L’unico deterrente che temono i datori di lavoro sono le sanzioni, ma se queste vengono dimezzate, cosa resta? I controlli forse?

L’Asl ha un personale ispettivo ridotto all’osso che è formato da circa 1850 tecnici della prevenzione (o ispettori Asl), che sono in continuo calo, perchè man mano che molti tecnici vanno in pensione, non ne vengono assunti altri.
Tant’è che se dovessero controllare tutte le aziende che ci sono in Italia, che sono circa 6 milioni: ogni azienda riceverebbe un controllo ogni 33 anni, quindi considerando la vita media di un’azienda, praticamente MAI.
Non è una soluzione neanche quella del Ministero del Lavoro, di fare una campagna per la sicurezza sul lavoro, con lo slogan “Sicurezza sul lavoro.La pretende chi si vuole bene”, con degli spot che colpevolizzano i lavoratori: , mentre dice poco o nulla sulle responsabilità dei datori di lavoro.

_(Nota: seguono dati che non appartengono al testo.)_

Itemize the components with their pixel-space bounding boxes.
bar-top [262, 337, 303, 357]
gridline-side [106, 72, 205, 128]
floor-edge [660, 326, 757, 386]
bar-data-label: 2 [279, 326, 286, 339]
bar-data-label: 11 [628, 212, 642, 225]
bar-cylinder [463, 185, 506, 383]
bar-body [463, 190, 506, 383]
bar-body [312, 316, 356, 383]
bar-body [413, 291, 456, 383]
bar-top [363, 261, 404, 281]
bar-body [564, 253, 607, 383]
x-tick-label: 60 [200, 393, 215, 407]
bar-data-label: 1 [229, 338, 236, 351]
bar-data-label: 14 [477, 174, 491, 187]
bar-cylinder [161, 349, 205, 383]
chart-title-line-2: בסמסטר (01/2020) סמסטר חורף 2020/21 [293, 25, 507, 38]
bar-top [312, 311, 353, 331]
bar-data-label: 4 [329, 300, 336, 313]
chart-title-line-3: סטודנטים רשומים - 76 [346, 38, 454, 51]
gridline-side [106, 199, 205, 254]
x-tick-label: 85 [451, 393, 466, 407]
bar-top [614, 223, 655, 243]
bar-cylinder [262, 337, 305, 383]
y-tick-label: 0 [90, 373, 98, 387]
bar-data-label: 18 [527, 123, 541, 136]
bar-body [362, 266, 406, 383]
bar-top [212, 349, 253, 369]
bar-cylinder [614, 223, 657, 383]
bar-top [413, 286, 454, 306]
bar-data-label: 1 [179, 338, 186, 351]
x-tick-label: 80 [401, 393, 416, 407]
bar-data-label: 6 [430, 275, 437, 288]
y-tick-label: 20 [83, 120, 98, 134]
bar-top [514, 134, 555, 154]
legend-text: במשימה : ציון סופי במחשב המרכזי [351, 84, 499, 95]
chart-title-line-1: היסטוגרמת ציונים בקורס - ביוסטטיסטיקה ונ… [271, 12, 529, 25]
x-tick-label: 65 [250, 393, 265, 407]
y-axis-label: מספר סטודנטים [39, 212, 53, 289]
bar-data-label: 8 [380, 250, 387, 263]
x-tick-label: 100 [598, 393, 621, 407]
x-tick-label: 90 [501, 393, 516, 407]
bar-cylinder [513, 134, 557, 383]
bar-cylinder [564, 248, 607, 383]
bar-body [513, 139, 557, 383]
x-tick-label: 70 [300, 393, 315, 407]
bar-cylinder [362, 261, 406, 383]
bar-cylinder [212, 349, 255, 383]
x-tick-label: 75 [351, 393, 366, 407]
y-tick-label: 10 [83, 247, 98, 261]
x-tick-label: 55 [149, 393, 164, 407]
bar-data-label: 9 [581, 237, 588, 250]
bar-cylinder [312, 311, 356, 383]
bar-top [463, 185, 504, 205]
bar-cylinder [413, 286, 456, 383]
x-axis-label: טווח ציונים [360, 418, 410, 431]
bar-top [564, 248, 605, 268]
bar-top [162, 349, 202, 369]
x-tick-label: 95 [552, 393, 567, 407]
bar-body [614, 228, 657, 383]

Invece la prima cosa da fare sarebbe iniziare ad insegnare la sicurezza sul lavoro fin dalle scuole elementari come si fa in Francia, perchè molte volte si parla di mancanza di cultura della sicurezza sul lavoro, sia nei datori di lavoro, che nei lavoratori, ma se non la iniziamo ad insegnare fin da piccoli, come poterla pretendere?
Perchè non dimentichiamocelo, gli studenti di oggi, saranno i lavoratori e gli imprenditori di domani….
Inoltre, andrebbero ripristinate, quindi aumentate le sanzioni a carico dei datori di lavoro, dirigenti e preposti, perchè è impensabile che l’unico deterrente sia abbassato.
I controlli vanno aumentati, questo è un percorso necessario.

La denuncia inoltrata alla Commissione Europea e al Parlamento Europeo:

“Dopo 13 mesi da quando è stata denunciata la difformità di alcuni articoli del Dlgs 106/09, rispetto alla Direttive Europee sulla sicurezza sul lavoro, il 30 Novembre mi è arrivata  la risposta del Capo dell’Unità Salute, sicurezza e igiene sul luogo di lavoro, della Commissione Europea Occupazione, Affari Sociali, Pari Opportunità, che mi ha comunicato, che a Gennaio 2011 verrà proposto all’Esecutivo della Commissione Europea, l’apertura una procedura d’infrazione contro l’Italia, per la mancata conformità delle misure di recepimento italiane in relazione a certe disposizioni della direttiva europea 89/391/CEE sulla sicurezza sul lavoro,  tra cui deresponsabilizzazione del datore di lavoro (articolo 5 direttiva), posticipazione dell’obbligo di valutazione del rischio di stress legato al lavoro (articolo 6, paragrafo 3, punto a), proroga dei termini impartiti per la redazione del documento di valutazione dei rischi per una nuova impresa o per modifiche sostanziali apportate ad un impresa esistente (articolo 9, paragrafo 1, punto a).”